[Tex/LaTex] How to get better at LaTeX

learning

I know this is sort of off-topic and may get closed for being opinion-based, but I haven't found what I need by browsing the LaTeX project site so maybe, before the question gets closed, I can get a pointer or two or a link or two.

I've been using LaTeX for quite a while at a pretty basic level. Now I'm getting more proficient and am slowly learning things as I write and format a book. But I feel like there is a gap in the references that I can't fill.

There are lots of materials for beginners. How to do basic formatting, make lists, basic bibliography and so on — some of these have been enormously helpful to me while learning. Then there is a whole level beyond me — where people program things, make their own environments, make up new stuff of various kinds.

e.g. I found very helpful code for flexlabelled in the documentation for memoir and modified it very slightly to get:

\entry{word}{pronunciation}
      \begin{flexlabelled}{sclabel}{0pt}{0.5em}{0.5em}{*}{\leftmargin}
       STUFF
      \end{flexlablelled}

But now I am thinking it would be good to have the pronunciation in a different size. I know I could ask that here and some helpful person would answer, but I want to know how I would learn to do that without help.

Or, how do I know what commands can only go in the preamble, what can only go in the main body and what can go in either place?

In the documentation for memoir it says

More major changes to a description-like list will probably involve
writing the code for a new environment.

OK, I can recognize that no package is going to do everything I want (although memoir does a LOT) but … How does one learn to "write code for a new environment"?

But … I don't know how to learn that. I also don't know how to figure out what goes in square brackets, what goes in braces or what needs neither.

EDIT in response to comments.

What I know: I know how to use LaTeX to write fairly straightforward documents. I know (usually) how to find a good package. I know how to do "normal" things that are covered in books such as "More math into LaTeX" or "Guide to LaTeX".

What I want to learn: e.g. If I want something formatted in ways that need a new environment, how do I do that? How do you know what goes in the preamble vs. main body?

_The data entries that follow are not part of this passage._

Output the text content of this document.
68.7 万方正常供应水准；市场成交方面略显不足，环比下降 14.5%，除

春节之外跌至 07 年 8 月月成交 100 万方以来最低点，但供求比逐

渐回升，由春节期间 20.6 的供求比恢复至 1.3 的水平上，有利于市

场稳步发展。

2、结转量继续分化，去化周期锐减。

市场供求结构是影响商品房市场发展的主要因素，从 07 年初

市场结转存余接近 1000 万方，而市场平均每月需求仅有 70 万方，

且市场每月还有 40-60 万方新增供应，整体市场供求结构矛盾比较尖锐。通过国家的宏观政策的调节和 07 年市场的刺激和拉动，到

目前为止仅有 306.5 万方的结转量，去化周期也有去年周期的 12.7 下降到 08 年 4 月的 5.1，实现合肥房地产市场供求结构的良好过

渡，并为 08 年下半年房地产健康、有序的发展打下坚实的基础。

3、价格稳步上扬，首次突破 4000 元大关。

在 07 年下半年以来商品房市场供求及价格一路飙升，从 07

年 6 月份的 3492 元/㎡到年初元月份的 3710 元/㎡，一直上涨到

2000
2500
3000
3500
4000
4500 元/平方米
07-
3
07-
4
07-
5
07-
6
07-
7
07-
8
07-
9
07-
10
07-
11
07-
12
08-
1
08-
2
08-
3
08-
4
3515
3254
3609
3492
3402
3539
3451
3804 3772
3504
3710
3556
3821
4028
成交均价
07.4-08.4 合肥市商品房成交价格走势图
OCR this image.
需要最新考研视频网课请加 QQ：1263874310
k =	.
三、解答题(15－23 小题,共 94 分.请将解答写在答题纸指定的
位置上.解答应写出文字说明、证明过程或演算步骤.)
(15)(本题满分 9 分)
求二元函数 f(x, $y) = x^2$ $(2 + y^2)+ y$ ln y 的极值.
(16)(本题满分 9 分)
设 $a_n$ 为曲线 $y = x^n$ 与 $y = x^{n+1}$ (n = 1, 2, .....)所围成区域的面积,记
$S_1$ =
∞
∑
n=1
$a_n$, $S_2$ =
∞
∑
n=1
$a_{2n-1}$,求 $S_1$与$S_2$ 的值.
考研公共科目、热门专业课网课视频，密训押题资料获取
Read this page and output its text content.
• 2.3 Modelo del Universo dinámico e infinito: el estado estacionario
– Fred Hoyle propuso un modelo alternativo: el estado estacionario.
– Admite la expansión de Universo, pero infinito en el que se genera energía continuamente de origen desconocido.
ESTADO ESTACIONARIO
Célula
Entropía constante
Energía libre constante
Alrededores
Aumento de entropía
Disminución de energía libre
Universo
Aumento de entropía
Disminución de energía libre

How do you know what goes in braces, brackets, parentheses or doesn't need either?

Maybe what I want doesn't exist in a book.

Best Answer

Imho "I want to know how I would learn to do that without help" is the wrong starting point. As is the idea that you only need the right book.

I have read over the years many books and texts and references about TeX and LaTeX, and doing this is certainly important. But I learned most by interacting with people, with people better than me at LaTeX who answered my questions, or contradicted me, or corrected my code, and with people I helped by explaining things or by correcting their code or by developing some commands or environments. Learning from, with and through people is very effective. It forces you to put your thoughts into words the other person can understand, it forces you to really read some code or documentation, it forces you to test your knowledge. People can point you to the small important detail that you would simply miss in a large book.

There is currently the idea floating around that teachers in schools and sites like this only exist because the (digital) learning material isn't good enough yet; that with better tablets and books and training material you actually don't need human teachers. I do find this idea quite absurd.